One supposition is that Tew, who was under counseling because she was considered suicidal, wanted to preserve benefits for her daughters, ages 15 and 16.
If she died before being kicked out, survivors would receive her military life insurance, a death payment and keep other benefits, such as health care.
“She understood that,” Barksdale said. “I know she knew exactly what would happen if she committed suicide.”
Until a year ago, Tew was what the Air Force calls a “fast burner,” especially considering she was not a pilot but a finance officer.
She was commissioned as a second lieutenant in May 1978, through the Reserve Officers’ Training Corps program at Southeast Missouri State University..
Tew held a variety of Air Force finance jobs with increasing responsibility, earning two Air Force Achievement medals, two Air Force Commendation medals and two Meritorious Service medals.

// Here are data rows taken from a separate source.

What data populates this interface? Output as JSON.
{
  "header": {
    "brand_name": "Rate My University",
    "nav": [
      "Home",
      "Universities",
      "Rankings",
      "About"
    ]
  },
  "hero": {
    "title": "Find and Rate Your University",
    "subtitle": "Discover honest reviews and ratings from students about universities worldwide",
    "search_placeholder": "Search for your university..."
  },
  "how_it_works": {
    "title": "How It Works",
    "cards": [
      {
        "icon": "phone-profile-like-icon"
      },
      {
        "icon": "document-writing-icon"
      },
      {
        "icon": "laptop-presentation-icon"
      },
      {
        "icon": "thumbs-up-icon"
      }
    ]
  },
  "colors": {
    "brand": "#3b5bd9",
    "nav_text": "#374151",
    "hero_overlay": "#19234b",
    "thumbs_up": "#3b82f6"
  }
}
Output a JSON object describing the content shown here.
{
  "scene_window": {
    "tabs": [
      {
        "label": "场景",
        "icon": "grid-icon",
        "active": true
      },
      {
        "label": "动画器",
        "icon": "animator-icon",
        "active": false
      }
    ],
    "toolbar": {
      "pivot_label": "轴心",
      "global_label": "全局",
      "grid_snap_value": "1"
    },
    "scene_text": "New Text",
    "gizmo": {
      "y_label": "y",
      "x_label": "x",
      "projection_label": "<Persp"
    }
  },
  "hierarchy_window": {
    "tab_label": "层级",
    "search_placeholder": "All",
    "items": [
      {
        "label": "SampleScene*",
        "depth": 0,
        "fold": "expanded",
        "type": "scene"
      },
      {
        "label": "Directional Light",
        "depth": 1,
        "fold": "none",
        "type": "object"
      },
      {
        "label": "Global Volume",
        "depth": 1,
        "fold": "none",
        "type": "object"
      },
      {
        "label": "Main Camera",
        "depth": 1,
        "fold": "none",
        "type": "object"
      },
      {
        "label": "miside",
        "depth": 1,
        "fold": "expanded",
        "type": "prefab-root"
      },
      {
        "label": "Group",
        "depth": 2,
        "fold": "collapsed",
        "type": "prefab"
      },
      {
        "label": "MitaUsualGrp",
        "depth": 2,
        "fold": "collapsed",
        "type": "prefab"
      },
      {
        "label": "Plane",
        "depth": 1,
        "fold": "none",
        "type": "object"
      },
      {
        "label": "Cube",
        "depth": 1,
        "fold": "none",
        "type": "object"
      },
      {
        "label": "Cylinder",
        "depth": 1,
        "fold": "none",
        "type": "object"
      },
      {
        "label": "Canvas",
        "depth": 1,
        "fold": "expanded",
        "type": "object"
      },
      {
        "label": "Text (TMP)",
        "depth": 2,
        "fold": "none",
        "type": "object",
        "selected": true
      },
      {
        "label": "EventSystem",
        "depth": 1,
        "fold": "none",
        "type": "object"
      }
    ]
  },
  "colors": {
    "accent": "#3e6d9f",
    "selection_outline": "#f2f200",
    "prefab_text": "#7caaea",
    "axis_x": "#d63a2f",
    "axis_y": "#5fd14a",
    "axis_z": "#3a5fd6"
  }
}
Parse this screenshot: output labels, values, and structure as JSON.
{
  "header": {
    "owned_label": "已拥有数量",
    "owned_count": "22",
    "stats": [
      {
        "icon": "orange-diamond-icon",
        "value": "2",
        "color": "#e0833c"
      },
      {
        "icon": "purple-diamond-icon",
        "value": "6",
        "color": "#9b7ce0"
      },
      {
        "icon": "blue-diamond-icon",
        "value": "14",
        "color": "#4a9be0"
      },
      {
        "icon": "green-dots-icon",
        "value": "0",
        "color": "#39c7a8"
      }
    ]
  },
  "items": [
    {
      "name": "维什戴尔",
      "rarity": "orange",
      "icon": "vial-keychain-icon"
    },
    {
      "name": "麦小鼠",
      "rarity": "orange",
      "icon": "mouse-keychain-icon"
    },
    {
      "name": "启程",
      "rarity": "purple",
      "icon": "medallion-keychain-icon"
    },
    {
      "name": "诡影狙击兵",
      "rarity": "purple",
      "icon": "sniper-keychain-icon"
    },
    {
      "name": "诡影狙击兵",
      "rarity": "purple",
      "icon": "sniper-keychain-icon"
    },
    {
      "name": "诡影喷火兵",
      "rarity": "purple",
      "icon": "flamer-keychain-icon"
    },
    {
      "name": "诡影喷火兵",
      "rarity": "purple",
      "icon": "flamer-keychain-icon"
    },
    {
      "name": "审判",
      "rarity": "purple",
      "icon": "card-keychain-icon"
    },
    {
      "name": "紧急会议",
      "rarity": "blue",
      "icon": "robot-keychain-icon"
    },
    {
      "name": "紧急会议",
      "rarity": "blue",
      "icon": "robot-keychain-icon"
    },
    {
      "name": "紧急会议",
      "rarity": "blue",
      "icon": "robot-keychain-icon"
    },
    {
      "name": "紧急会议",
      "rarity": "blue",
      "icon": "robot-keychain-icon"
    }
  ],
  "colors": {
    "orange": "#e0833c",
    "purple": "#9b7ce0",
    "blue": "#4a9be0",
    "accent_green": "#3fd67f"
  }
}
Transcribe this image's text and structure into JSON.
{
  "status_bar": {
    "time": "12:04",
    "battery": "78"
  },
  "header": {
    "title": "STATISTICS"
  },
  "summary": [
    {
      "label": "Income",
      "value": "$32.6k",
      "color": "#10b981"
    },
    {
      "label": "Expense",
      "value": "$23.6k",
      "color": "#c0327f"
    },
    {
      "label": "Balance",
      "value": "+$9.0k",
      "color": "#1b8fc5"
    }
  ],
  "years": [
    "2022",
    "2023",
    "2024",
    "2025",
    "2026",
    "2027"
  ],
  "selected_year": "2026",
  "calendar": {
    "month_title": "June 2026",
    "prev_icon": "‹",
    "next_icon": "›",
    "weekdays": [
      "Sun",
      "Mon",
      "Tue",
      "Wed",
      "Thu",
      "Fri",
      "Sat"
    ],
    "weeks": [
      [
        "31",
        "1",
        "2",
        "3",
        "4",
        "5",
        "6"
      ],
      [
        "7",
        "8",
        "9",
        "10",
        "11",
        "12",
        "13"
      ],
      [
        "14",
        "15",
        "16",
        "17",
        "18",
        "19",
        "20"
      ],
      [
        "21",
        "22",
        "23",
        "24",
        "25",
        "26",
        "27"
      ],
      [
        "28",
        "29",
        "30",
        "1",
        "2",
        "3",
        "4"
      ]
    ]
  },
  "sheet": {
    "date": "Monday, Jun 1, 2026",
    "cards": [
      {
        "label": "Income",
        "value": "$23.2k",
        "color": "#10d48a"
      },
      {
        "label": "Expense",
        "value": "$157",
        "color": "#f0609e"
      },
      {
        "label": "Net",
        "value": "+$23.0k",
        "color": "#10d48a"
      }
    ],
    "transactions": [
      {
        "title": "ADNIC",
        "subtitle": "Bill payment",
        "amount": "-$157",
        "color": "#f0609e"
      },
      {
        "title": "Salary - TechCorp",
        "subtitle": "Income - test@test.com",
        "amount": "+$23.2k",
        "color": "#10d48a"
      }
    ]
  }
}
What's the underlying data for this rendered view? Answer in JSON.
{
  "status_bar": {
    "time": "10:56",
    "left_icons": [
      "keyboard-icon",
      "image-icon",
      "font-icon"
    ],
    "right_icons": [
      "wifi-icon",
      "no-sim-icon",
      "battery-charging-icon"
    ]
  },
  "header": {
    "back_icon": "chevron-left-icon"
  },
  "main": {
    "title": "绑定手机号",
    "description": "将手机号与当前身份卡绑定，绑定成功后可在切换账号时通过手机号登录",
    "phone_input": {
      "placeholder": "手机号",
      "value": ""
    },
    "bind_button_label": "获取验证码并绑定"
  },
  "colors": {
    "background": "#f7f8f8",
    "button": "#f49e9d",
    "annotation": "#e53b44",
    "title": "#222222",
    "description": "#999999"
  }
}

On March 2, 1994, Tew reported to Air Mobility Command headquarters at Scott, where she became chief of the resource section for the command’s inspector general — a high-profile job that required frequent travel to inspect subordinate units all over the world.
Such an assignment, and the master’s degree she had completed, made her a likely candidate for promotion to full colonel.
Before coming to Scott, Tew served as a comptroller with an Air Force wing at Hurlburt Field, Fla. Her husband and their daughters, Mary and Lisa, remained in Florida when she moved there.
On April 15, 1996, the judge advocate general’s (JAG) office of Scott’s 375th Airlift Wing received a call from someone — the Air Force has not said who — accusing Tew of adultery with a major in the Marine Corps Reserve.
The JAG is the military’s lawyers. It passed the information on to the regional Office of Special Investigations (OSI), the Air Force’s detectives.
On April 25, investigators contacted Master Sgt. Craig Collier, another member of the inspector general’s team, who rented Tew an apartment in the basement of his house.
According to Barksdale, the investigators wanted to know whether Tew’s landlord knew anything about the Marine but got a surprise: When they asked Collier whether he knew why they were there, he told them he assumed it was because he had an affair with Tew.
Collier was given immunity from prosecution and ordered to tell the truth about his relationship with Tew.
Collier told investigators that between March and November 1994, he and Tew had sex at various temporary duty stations, including after he got married.
The relationship was dormant until August 1995, when it resumed and ended again within the same week.
Collier since has been transferred to McGuire Air Force Base in New Jersey.
The Air Force ordered an Article 32 investtigation, roughly the equivalent of a civilian grand jury investigation. Because of scheduling conflicts, it was not held until Nov. 25. Tew did not present a defense.
Tew’s defense counsel expressed concern that Tew was suicidal — she already had met with a chaplain a dozen times — and persuaded commanders to appoint a mental health professional who could meet with Tew in a confidential manner.
Between Dec. 4, when the Article 32 officer recommended the case be sent to trial, and her March 11 court martial, Tew met with the mental health professional 30 times as well as talking to him on the phone 40 to 50 times, an average of four contacts a week.
On March 11, Tew pleaded guilty to fraternization — the most serious charge — under a pretrial agreement, and two charges of adultery and a charge of sodomy were dropped.
Tew was sentenced to dismissal from the service and loss of benefits. Immediately after the sentencing, the mental health counselor spent between 90 minutes and two hours talking to Tew. They spoke for a similar amount of time on Thursday, March 13, and Tew confirmed an appointment for the following Monday.
She never kept it.
Viola Dwyer, Tew’s mother, said she knew her daughter was in trouble, but Tew told her little.
“I didn't even discuss that with her when she came home,” Dwyer said. “I asked her what her chances were (with the appeal), and she said she didn't think it would make a bit of difference.
“I know why she didn't want us there — she didn't want us to hear all of it.”